Demolition work has already started at the former RAF base and the new college is scheduled to open in early 2016 with around 2,000 students and staff.

The panels, to face south towards the middle of the site, would generate 40 megawatts each year, enough to power the college and around 10,000 extra homes.

They would be 2.5 metres high and would sit on a plot roughly 90 hectares, north of the site’s main runway which is not needed for defence training.

Information boards at the exhibition yesterday said the scheme was part of a wider strategy to install solar panels on government estates.

They said: “The local electricity network cannot meet the power requirements of the new defence college when operational without significant upgrade working being taken.

“The site can accommodate an array of sufficient size to make the cost of grid connection viable. The topography of the landscape and the established hedgerows and trees around the site mean that it is well screened.

“However there are some areas, particularly for Bradenstoke, where the array is visible for a limited number of view points, including a few residential properties and the play area of Holloway.”
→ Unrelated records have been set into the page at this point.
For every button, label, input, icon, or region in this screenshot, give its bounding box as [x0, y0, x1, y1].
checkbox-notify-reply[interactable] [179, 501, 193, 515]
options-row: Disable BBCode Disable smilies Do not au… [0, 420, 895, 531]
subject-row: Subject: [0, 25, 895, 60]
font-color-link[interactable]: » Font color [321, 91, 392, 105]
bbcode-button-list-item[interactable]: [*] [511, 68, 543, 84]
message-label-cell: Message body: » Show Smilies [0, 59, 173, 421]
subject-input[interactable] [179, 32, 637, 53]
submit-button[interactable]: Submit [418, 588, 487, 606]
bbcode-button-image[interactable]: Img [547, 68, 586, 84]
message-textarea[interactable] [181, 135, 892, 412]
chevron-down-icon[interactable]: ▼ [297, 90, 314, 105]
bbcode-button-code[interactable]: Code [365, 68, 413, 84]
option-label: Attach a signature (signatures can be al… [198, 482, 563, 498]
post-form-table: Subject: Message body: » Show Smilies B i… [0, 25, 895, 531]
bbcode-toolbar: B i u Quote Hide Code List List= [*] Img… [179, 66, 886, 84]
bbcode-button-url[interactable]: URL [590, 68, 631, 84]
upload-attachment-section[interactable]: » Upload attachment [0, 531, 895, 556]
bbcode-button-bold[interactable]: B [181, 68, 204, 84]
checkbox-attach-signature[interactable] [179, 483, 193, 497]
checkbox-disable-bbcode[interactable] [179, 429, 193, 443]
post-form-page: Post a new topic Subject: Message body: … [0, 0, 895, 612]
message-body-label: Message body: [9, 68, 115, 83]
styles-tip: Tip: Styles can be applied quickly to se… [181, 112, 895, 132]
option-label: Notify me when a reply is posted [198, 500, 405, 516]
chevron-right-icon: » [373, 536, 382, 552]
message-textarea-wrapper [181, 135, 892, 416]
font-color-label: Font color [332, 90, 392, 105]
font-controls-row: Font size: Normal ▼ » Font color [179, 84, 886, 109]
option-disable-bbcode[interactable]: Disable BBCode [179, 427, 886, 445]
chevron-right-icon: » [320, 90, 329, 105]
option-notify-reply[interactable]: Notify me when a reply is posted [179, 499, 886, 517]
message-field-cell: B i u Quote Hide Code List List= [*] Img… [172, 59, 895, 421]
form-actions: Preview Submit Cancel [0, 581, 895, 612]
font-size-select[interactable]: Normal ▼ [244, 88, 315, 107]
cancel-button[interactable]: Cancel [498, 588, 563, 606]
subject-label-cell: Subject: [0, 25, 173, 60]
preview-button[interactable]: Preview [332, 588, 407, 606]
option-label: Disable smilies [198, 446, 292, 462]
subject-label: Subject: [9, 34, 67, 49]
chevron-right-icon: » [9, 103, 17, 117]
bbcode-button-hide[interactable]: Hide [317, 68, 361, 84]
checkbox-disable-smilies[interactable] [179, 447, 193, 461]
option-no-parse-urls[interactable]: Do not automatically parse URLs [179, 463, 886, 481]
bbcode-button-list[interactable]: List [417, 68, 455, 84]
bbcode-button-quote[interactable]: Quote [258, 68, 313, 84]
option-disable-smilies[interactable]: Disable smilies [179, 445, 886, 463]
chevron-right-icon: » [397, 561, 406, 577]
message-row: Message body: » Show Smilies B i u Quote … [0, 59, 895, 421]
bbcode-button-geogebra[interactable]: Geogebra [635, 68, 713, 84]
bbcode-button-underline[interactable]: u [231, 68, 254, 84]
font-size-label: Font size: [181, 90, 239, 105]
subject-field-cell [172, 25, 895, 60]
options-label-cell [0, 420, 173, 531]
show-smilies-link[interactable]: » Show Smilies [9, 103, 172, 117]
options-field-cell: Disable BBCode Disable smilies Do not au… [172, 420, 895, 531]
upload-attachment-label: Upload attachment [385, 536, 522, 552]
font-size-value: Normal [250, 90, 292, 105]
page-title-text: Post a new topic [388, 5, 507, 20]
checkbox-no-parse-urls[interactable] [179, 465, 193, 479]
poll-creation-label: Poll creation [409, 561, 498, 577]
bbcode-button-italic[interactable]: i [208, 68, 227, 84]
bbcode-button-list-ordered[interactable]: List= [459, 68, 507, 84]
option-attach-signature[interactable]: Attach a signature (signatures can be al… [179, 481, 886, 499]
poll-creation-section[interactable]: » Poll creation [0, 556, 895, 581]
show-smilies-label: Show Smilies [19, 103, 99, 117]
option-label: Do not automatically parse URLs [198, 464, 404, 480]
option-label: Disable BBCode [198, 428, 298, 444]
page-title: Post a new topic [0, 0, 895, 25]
Jenny Jardine, president of the local WI group, gave feedback to the MoD on plans for the training college as part of the Lyneham steering group and said the plans looked like a good idea.

She said: “I have been more than happy with what they have been doing with the changeover. We didn’t want RAF Lyneham to go, but this is the best outcome for our village.

“I think it’s been very well managed, I have been quietly impressed. The biggest thing is, are these panels going to last? But it says here they last 25 to 30 years, which is quite good.”

Parish councillor Lynn Thrussell also welcomed the plans.

She said: “We haven’t heard anybody complaining about it and normally we’re the first to hear.

“If they have to use the land for something it’s probably the best use, it could have been anything when you think about it. At least it’s going to be quiet there.”

Bradenstoke resident Pauline Aves said: “I think it’s a good idea, I’m all in favour of using up space that’s not going to be used for anything else.

"It’s not like having a wind farm, it’s going to be quite quiet.”

A planning application for the proposal will be submitted early this summer and if successful work to upgrade electricity grid connections at the site could start in autumn.

The solar panels, which are prefabricated, would take around six months to install. However this instalment could be phased over a period of time between 2015 to 2016.